Déclaration bien trop niaise

Neptune

 Il y avait des chrysanthèmes autour de moi. Des tas de fleurs fanées, aussi. Le ciel était toujours morose, je divaguais sur des airs qui remplissaient mes poches lacrymales. J'étais encore une petite fille du haut de ma majorité bien avancée. J'étais alors perdue dans un univers dont je ne comprenais pas le sens.

Avant toi.

Les heures étaient interminables, le vent se levait tous les matins et caressait mes frêles épaules. J'avais le souvenir amer d'une enfance qui n'avait jamais débuté. J'étais bornée et triste à longueur de journée. J'étais imprévisible et agressive. J'étais une prématurée jetée dans une vie en pleine crise. J'ai tout fait, tout touché, trop tôt. Je doutais de ma propre existence, je doutais de tout.

Avant toi.

J'accumulais ce que l'on appelle communément les « coups d'un soir ». Hommes ou femmes, cela m'était égal. Je ne recherchais pas le plaisir, j'essayais seulement de me (re)trouver. C'était stupide et puéril. Oui, j'ai beaucoup plus d'expériences que toi ; amoureuses, sexuelles, même sur la vie elle-même. Mais, tu sais, j'aurais tout donné pour avoir ta vie. Sans embûches, saine.

      Je t'ai rencontré dans une drôle de période de ma vie. Je venais de m'enfuir des bras de mon ex petit ami qui était violent, aussi bien physiquement que verbalement. T'as déboulé dans ma vie sans que je ne m'y attende vraiment.

Le hasard fait parfois vraiment bien les choses.

Tu ne comprenais pas le premier compliment que je t'ai fais, toi, qui complexe tant sur ton physique.

«  Tu as un regard tellement doux.. »

Je n'ai jamais fais ce « compliment » à qui que ce soit. Tu sais, il voulait dire tellement de choses…

Personne ne m'a jamais regardé comme tu me regardes. Personne n'a jamais fais aussi attention à moi que toi. Personne ne m'a jamais écouté comme toi.

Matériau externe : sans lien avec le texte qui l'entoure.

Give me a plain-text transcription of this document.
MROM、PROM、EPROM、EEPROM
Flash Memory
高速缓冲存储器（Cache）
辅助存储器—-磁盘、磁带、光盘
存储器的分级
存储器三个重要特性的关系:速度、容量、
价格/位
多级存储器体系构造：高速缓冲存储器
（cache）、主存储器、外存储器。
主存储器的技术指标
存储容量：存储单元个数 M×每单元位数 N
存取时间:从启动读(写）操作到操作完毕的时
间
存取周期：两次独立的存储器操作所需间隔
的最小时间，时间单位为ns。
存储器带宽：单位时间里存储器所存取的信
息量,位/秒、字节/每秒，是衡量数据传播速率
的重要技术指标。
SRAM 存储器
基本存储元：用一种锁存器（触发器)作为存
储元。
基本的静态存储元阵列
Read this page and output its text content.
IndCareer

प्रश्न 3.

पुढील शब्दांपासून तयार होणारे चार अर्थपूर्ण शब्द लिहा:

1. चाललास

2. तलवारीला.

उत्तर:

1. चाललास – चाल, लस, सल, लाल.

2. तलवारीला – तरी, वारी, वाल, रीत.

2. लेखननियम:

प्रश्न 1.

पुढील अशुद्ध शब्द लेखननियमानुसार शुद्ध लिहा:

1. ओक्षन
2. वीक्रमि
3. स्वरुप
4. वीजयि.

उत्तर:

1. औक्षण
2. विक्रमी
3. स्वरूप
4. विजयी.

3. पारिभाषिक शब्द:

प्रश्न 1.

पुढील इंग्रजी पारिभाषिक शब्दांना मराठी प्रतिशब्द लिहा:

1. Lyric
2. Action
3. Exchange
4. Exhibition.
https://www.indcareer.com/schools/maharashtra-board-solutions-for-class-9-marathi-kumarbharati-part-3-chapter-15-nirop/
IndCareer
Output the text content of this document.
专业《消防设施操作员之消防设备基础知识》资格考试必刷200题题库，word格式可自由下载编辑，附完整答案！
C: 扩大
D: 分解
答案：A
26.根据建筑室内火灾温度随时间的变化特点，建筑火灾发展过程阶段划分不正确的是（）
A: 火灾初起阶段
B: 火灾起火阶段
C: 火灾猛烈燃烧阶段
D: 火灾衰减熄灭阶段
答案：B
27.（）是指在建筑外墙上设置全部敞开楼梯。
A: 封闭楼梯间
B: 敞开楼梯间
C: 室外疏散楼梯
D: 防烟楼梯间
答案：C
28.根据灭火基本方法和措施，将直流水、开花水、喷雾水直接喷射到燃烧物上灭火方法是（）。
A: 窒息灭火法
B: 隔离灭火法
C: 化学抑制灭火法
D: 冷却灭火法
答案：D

Je pourrais faire une énumération de ce que tu fais, et de ce que les autres n'ont jamais fait pour moi…

Après plus d'une année à nous aimer, nous vivons ensemble, depuis quelques mois. Malgré mes crises de colère, mes larmes parfois inattendues, mes éclats de rires inappropriés, mes coups de gueule récurrents, tu es là. Honnêtement, je ne sais pas comment tu fais pour m'aimer autant que je t'aime, pour rester alors que mon instabilité mentale nous fait parfois dévier.

Tu restes calme. Tu m'écoutes crier, tu parles doucement, tu me rassures.

Je t'aime, je veux faire ma vie avec toi.

Je t'aime, parce que  lorsque je te vois, lorsque l'on fait l'amour, lorsque tu souris, lorsque tu fais ton rire (même celui que je trouve bizarre), tu es beau et cela même quand t'as l'air stupide, même quand «  tu me gonfles », même quand tu veux payer alors que je ne veux pas, même quand tu ronfles, même quand tu lèves les yeux au ciel, même quand tu geek, même quand tu fais des choses bizarres, même quand tu manges pour quatre et que tu ne prends pas un gramme, même quand tu ne comprends pas mes messages subliminaux, même quand tu me marches sur le pied quand on danse, même quand t'oublies de fermer la porte à clé, même quand tu finis la vodka, même quand tu me colles la nuit alors qu'il fait quarante degrés…

Et, je veux que tu continues de faire tout ça, non pas parce que oui, tu es beau, mais parce que tu le fais à ta façon. Et ça, c'est beau.

                                                 Maxime, je t'aime.